This morning was the first day of losing the weight that I started with. The real weight. I cannot believe it.... I stepped on that scale this morning and was 3 lbs down!!!!! Exactly 3 lbs. That's an insane amount of weight to be lost in one night. I am a happy camper today. My stomach feels and looks thinner too. My mom even noticed.
You may not realize that I've been blogging every morning about the day before. My schedule just works out better that way. So, I'll tell you that Day 4's hunger was way better then Day 3. I think it's more psychological than physical anyway. Yesterday's hunger probably got up to a 3 out of 10. Not bad at all. And the first low cal day's hunger, I would say, got up to a 6. So that's still pretty manageable. I think that the worst part for me is the feeling like I'm detoxing. Fat stores toxins and when that fat separates from their deposits and gets burned up, bodies feel crappy until it detoxes. I've been a happy clam during the day and a crazy bitch in the evening. I try really hard to stay chill but it boils up within me. Maybe the fat stores crabbiness as well. :)

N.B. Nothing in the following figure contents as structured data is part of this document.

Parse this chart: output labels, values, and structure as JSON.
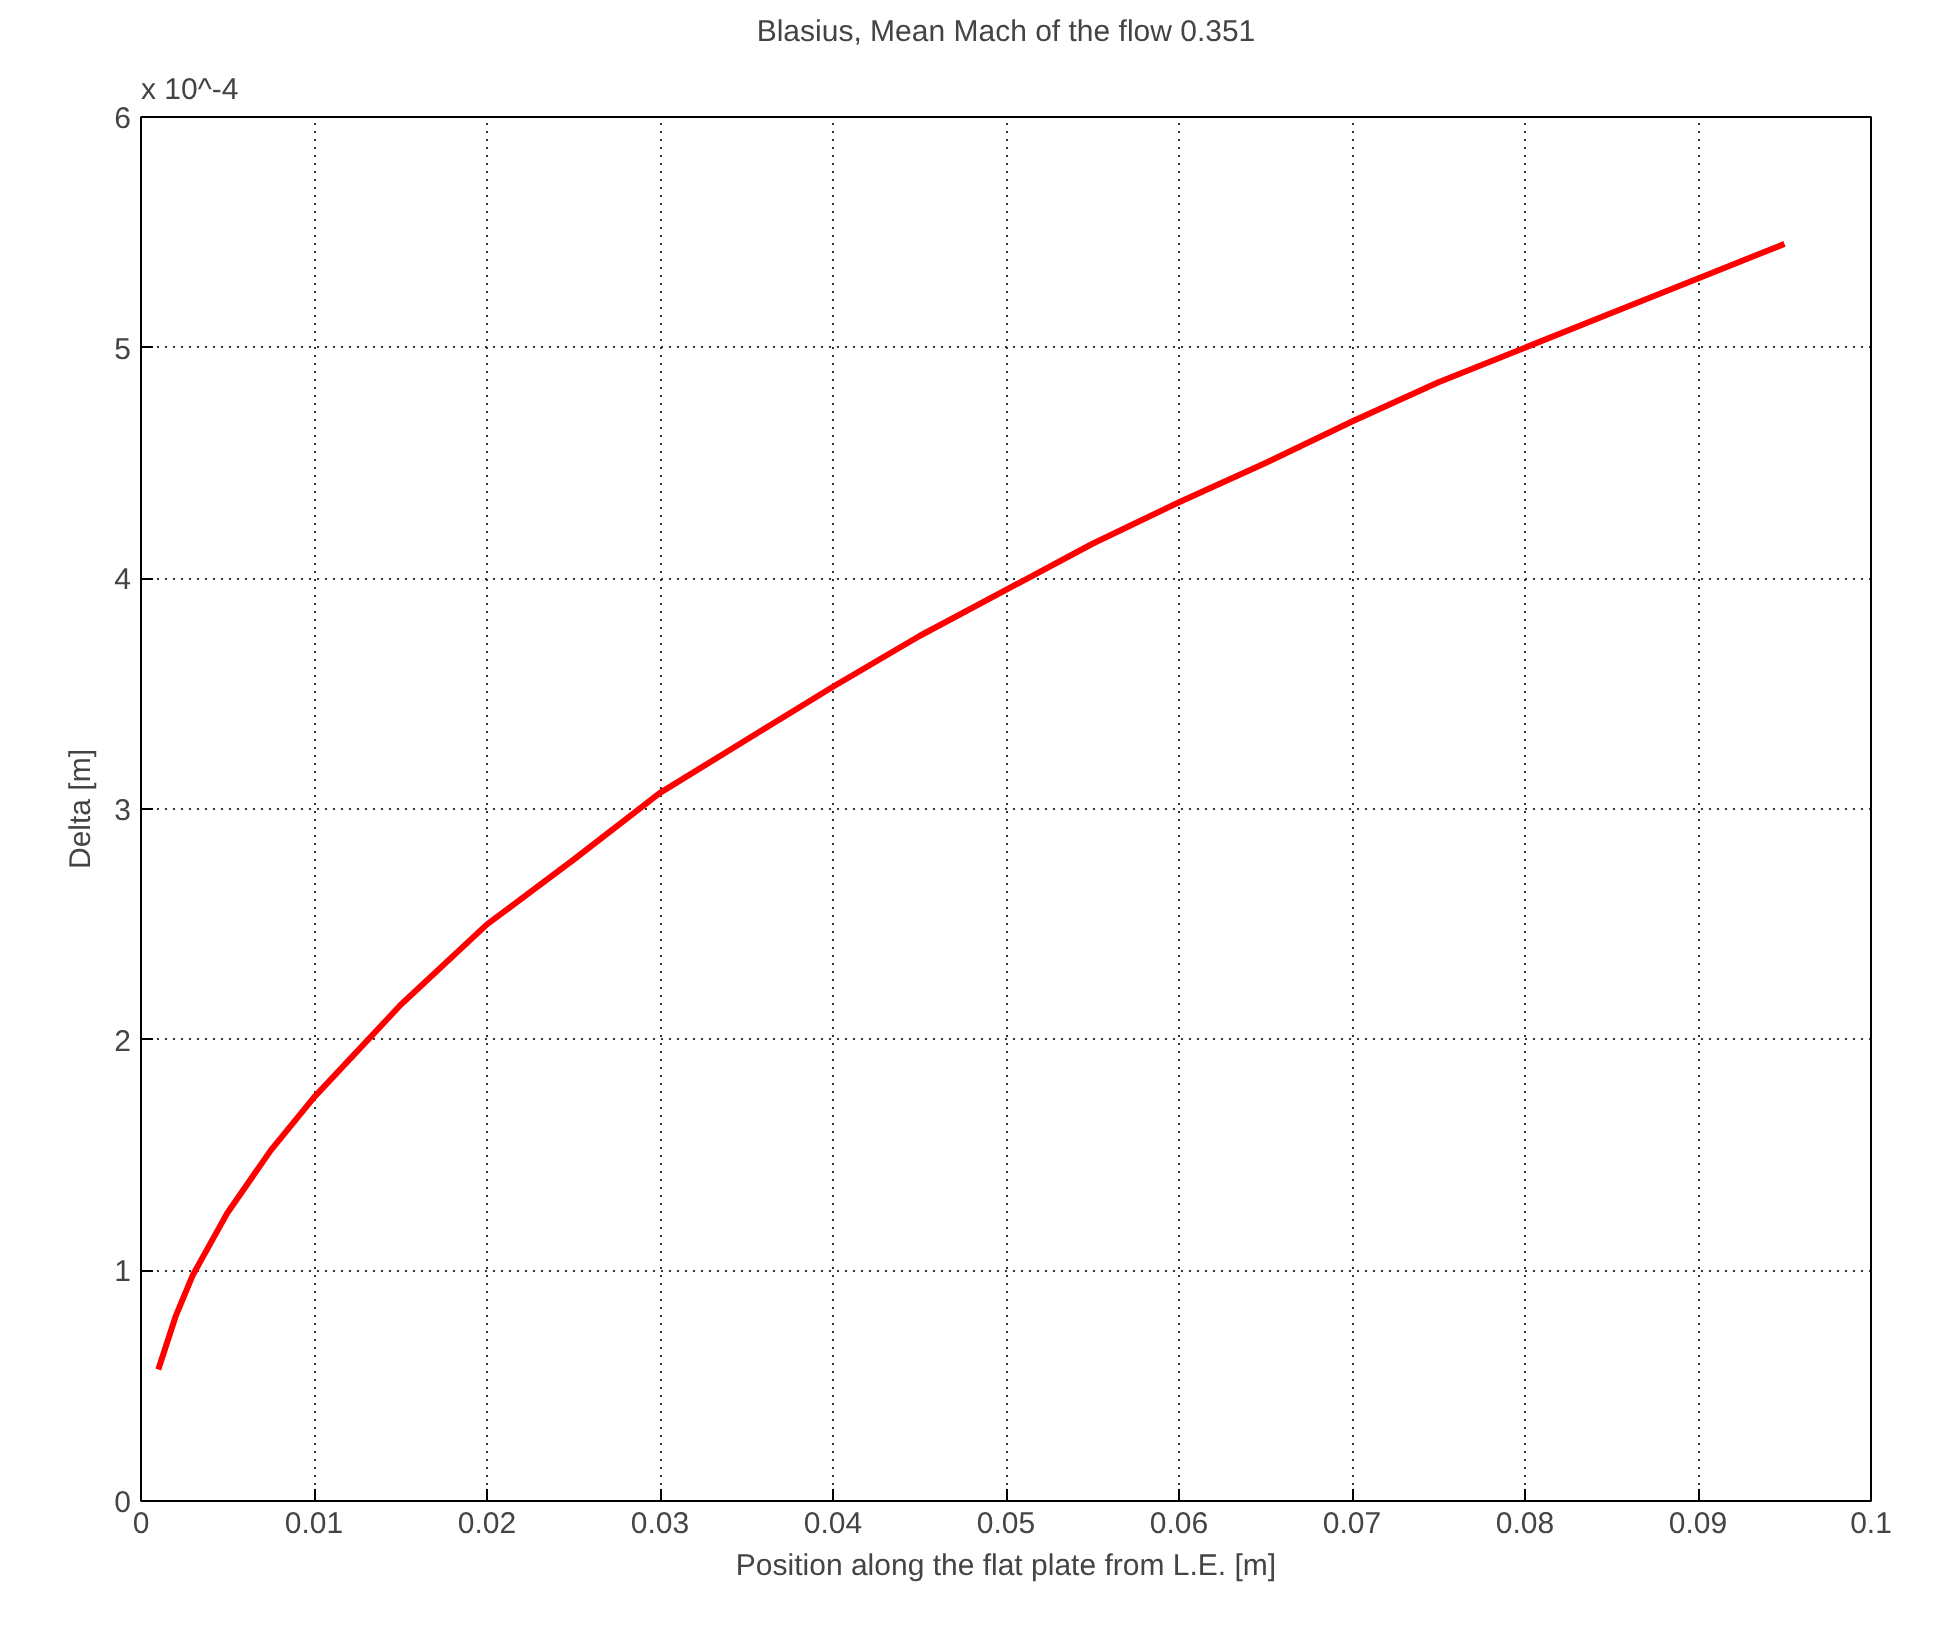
{
  "chart_data": {
    "type": "line",
    "title": "Blasius, Mean Mach of the flow 0.351",
    "xlabel": "Position along the flat plate from L.E. [m]",
    "ylabel": "Delta [m]",
    "annotations": [
      "x 10^-4"
    ],
    "x": [
      0.001,
      0.002,
      0.003,
      0.005,
      0.0075,
      0.01,
      0.015,
      0.02,
      0.025,
      0.03,
      0.035,
      0.04,
      0.045,
      0.05,
      0.055,
      0.06,
      0.065,
      0.07,
      0.075,
      0.08,
      0.085,
      0.09,
      0.095
    ],
    "series": [
      {
        "color": "#ff0000",
        "values": [
          0.57,
          0.8,
          0.98,
          1.25,
          1.52,
          1.75,
          2.15,
          2.5,
          2.78,
          3.07,
          3.3,
          3.53,
          3.75,
          3.95,
          4.15,
          4.33,
          4.5,
          4.68,
          4.85,
          5.0,
          5.15,
          5.3,
          5.45
        ]
      }
    ],
    "xlim": [
      0,
      0.1
    ],
    "ylim": [
      0,
      6
    ],
    "xticks": [
      0,
      0.01,
      0.02,
      0.03,
      0.04,
      0.05,
      0.06,
      0.07,
      0.08,
      0.09,
      0.1
    ],
    "yticks": [
      0,
      1,
      2,
      3,
      4,
      5,
      6
    ],
    "grid": true,
    "marker": "none",
    "line_style": "solid"
  }
}
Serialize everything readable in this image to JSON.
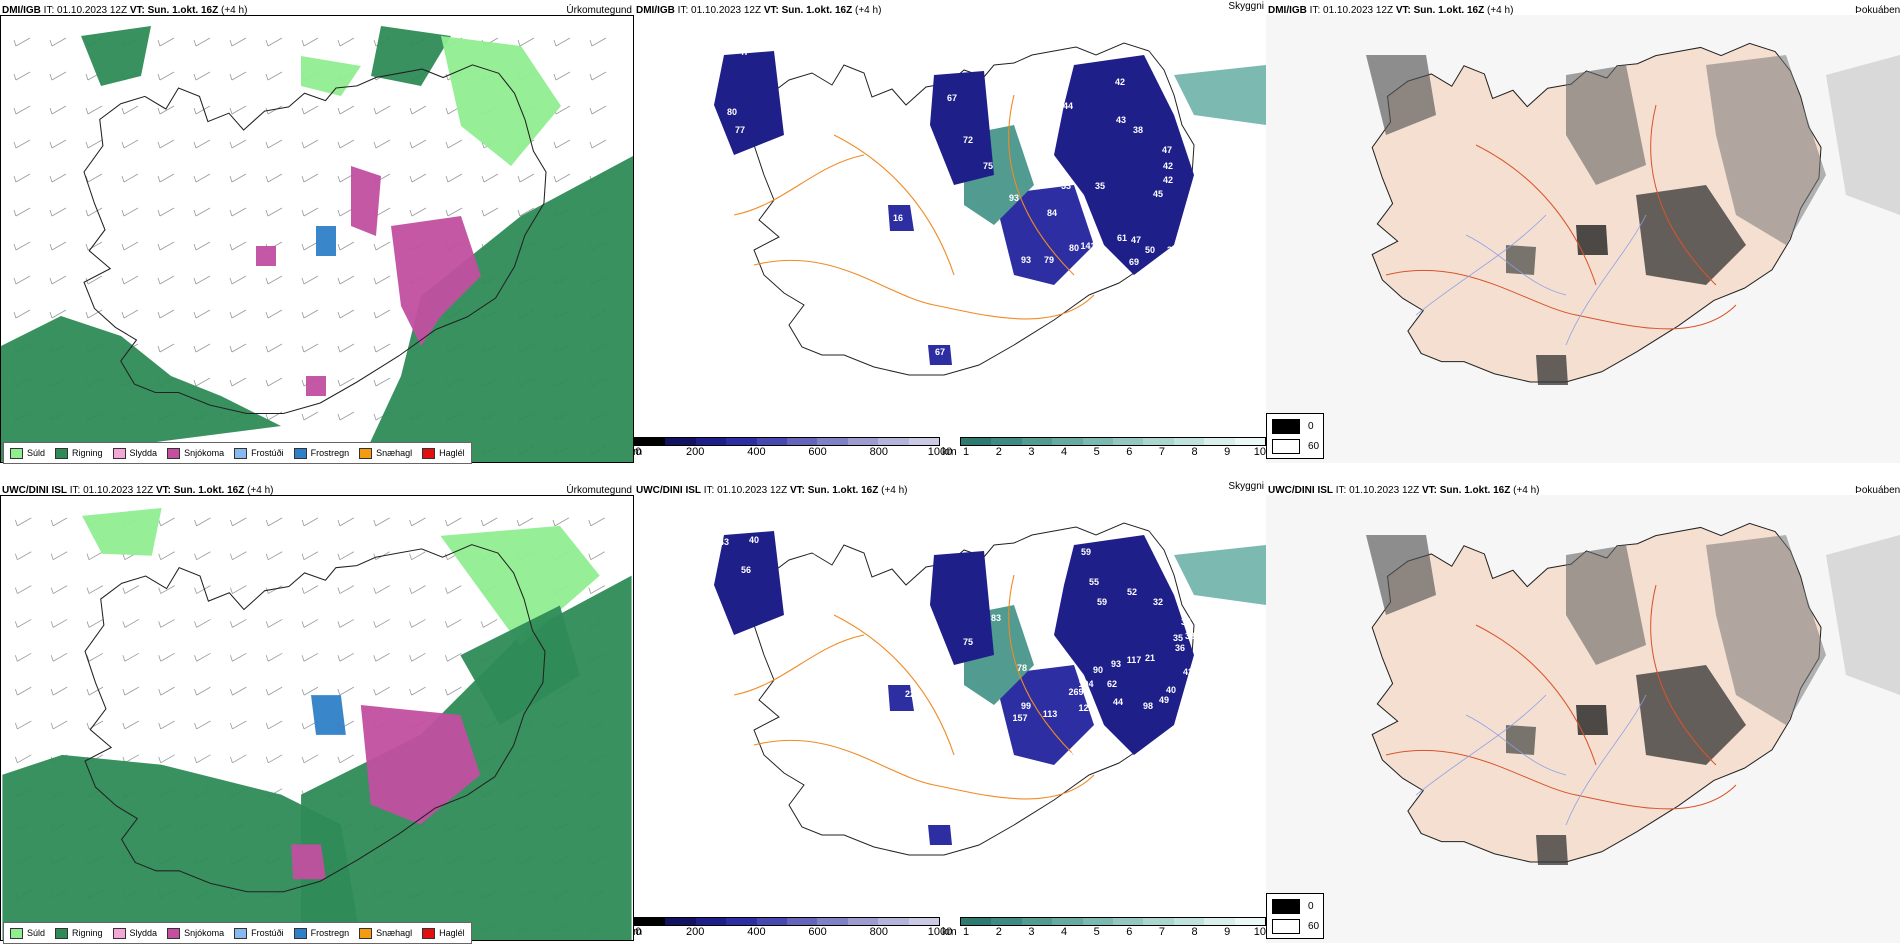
{
  "rows": [
    {
      "model": "DMI/IGB",
      "it_label": "IT:",
      "it": "01.10.2023 12Z",
      "vt_label": "VT:",
      "vt": "Sun. 1.okt. 16Z",
      "lead": "(+4 h)",
      "titles": {
        "precip": "Úrkomutegund",
        "cloud": "Skyggni",
        "fog": "Þokuábendi"
      },
      "cloud_labels": [
        "47",
        "80",
        "77",
        "40",
        "72",
        "67",
        "51",
        "44",
        "42",
        "43",
        "38",
        "47",
        "42",
        "42",
        "45",
        "47",
        "50",
        "30",
        "53",
        "69",
        "61",
        "141",
        "80",
        "79",
        "93",
        "84",
        "53",
        "35",
        "72",
        "20",
        "67",
        "16",
        "15",
        "93",
        "72",
        "75"
      ]
    },
    {
      "model": "UWC/DINI ISL",
      "it_label": "IT:",
      "it": "01.10.2023 12Z",
      "vt_label": "VT:",
      "vt": "Sun. 1.okt. 16Z",
      "lead": "(+4 h)",
      "titles": {
        "precip": "Úrkomutegund",
        "cloud": "Skyggni",
        "fog": "Þokuábendi"
      },
      "cloud_labels": [
        "72",
        "59",
        "43",
        "40",
        "56",
        "47",
        "59",
        "55",
        "59",
        "52",
        "32",
        "35",
        "35",
        "36",
        "38",
        "42",
        "40",
        "49",
        "98",
        "44",
        "62",
        "117",
        "21",
        "93",
        "90",
        "104",
        "269",
        "122",
        "113",
        "157",
        "99",
        "78",
        "48",
        "10",
        "83",
        "75",
        "58",
        "22",
        "98",
        "16",
        "40"
      ]
    }
  ],
  "precip_legend": [
    {
      "label": "Súld",
      "color": "#90ee90"
    },
    {
      "label": "Rigning",
      "color": "#2e8b57"
    },
    {
      "label": "Slydda",
      "color": "#f4a6d7"
    },
    {
      "label": "Snjókoma",
      "color": "#c24fa0"
    },
    {
      "label": "Frostúði",
      "color": "#87b9ee"
    },
    {
      "label": "Frostregn",
      "color": "#2f7fc8"
    },
    {
      "label": "Snæhagl",
      "color": "#f39c12"
    },
    {
      "label": "Haglél",
      "color": "#e01010"
    }
  ],
  "height_bar": {
    "unit": "m",
    "ticks": [
      "0",
      "200",
      "400",
      "600",
      "800",
      "1000"
    ],
    "colors": [
      "#000000",
      "#121260",
      "#1f1f8a",
      "#2e2ea3",
      "#4848b0",
      "#6464bb",
      "#8080c6",
      "#9c9cd0",
      "#b4b4da",
      "#cacae4"
    ]
  },
  "vis_bar": {
    "unit": "km",
    "ticks": [
      "1",
      "2",
      "3",
      "4",
      "5",
      "6",
      "7",
      "8",
      "9",
      "10"
    ],
    "colors": [
      "#2c7a70",
      "#3e8a80",
      "#519b90",
      "#66aaa0",
      "#7cb9b0",
      "#93c8c0",
      "#aad6cf",
      "#c1e3dd",
      "#d8efec",
      "#ecf8f6"
    ]
  },
  "fog_legend": [
    {
      "label": "0",
      "color": "#000000"
    },
    {
      "label": "60",
      "color": "#ffffff"
    }
  ]
}
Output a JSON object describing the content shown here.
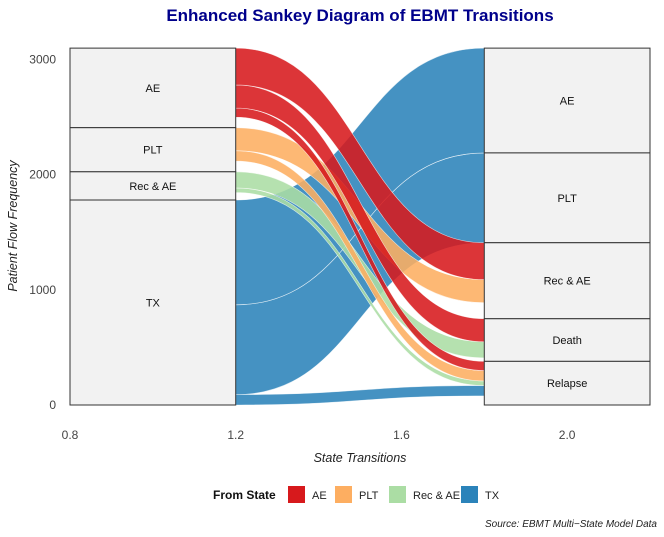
{
  "chart_data": {
    "type": "sankey",
    "title": "Enhanced Sankey Diagram of EBMT Transitions",
    "xlabel": "State Transitions",
    "ylabel": "Patient Flow Frequency",
    "caption": "Source: EBMT Multi−State Model Data",
    "xlim": [
      0.8,
      2.2
    ],
    "ylim": [
      0,
      3100
    ],
    "x_ticks": [
      {
        "value": 0.8,
        "label": "0.8"
      },
      {
        "value": 1.2,
        "label": "1.2"
      },
      {
        "value": 1.6,
        "label": "1.6"
      },
      {
        "value": 2.0,
        "label": "2.0"
      }
    ],
    "y_ticks": [
      {
        "value": 0,
        "label": "0"
      },
      {
        "value": 1000,
        "label": "1000"
      },
      {
        "value": 2000,
        "label": "2000"
      },
      {
        "value": 3000,
        "label": "3000"
      }
    ],
    "axis_positions": {
      "left": 1.0,
      "right": 2.0
    },
    "left_strata": [
      {
        "name": "AE",
        "label": "AE",
        "count": 691
      },
      {
        "name": "PLT",
        "label": "PLT",
        "count": 383
      },
      {
        "name": "Rec_AE",
        "label": "Rec & AE",
        "count": 245
      },
      {
        "name": "TX",
        "label": "TX",
        "count": 1780
      }
    ],
    "right_strata": [
      {
        "name": "AE",
        "label": "AE",
        "count": 910
      },
      {
        "name": "PLT",
        "label": "PLT",
        "count": 780
      },
      {
        "name": "Rec_AE",
        "label": "Rec & AE",
        "count": 660
      },
      {
        "name": "Death",
        "label": "Death",
        "count": 370
      },
      {
        "name": "Relapse",
        "label": "Relapse",
        "count": 379
      }
    ],
    "flows": [
      {
        "from": "TX",
        "to": "AE",
        "value": 910
      },
      {
        "from": "TX",
        "to": "PLT",
        "value": 780
      },
      {
        "from": "AE",
        "to": "Rec_AE",
        "value": 320
      },
      {
        "from": "PLT",
        "to": "Rec_AE",
        "value": 200
      },
      {
        "from": "AE",
        "to": "Death",
        "value": 200
      },
      {
        "from": "Rec_AE",
        "to": "Death",
        "value": 140
      },
      {
        "from": "AE",
        "to": "Relapse",
        "value": 80
      },
      {
        "from": "PLT",
        "to": "Relapse",
        "value": 90
      },
      {
        "from": "Rec_AE",
        "to": "Relapse",
        "value": 40
      },
      {
        "from": "TX",
        "to": "Relapse",
        "value": 90
      }
    ],
    "legend": {
      "title": "From State",
      "position": "bottom",
      "entries": [
        {
          "key": "AE",
          "label": "AE",
          "color": "#d7191c"
        },
        {
          "key": "PLT",
          "label": "PLT",
          "color": "#fdae61"
        },
        {
          "key": "Rec_AE",
          "label": "Rec & AE",
          "color": "#abdda4"
        },
        {
          "key": "TX",
          "label": "TX",
          "color": "#2b83ba"
        }
      ]
    },
    "stratum_fill": "#f2f2f2",
    "grid": false
  }
}
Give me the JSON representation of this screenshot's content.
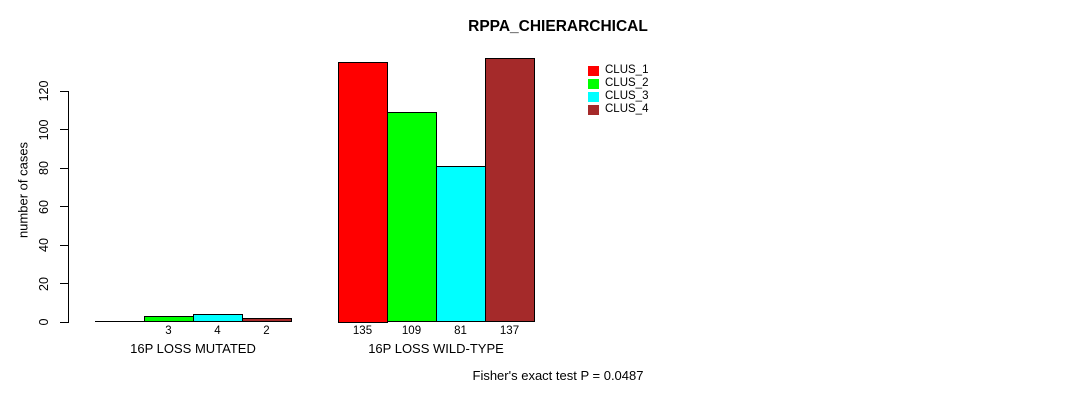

I was reading about genetic obesity last night and learned some amazing stuff. Like it can be detected in a normal sized child by certain areas of their bodies having small pockets of fat. I certainly recognized a few of these in my body as a child. And I didn't have much energy either. I had a tough time keeping up with my friends and cousins. It's great to understand all this considering I've been eating really healthy for about 8 years with no results. And I see my sister Mindy eating Little Debbies and staying tiny. Both Amy and I were kids with tummies. Poor kids, we never had a chance.......until now. :)
I probably won't feel much hunger at all today but I'll let you know tomorrow.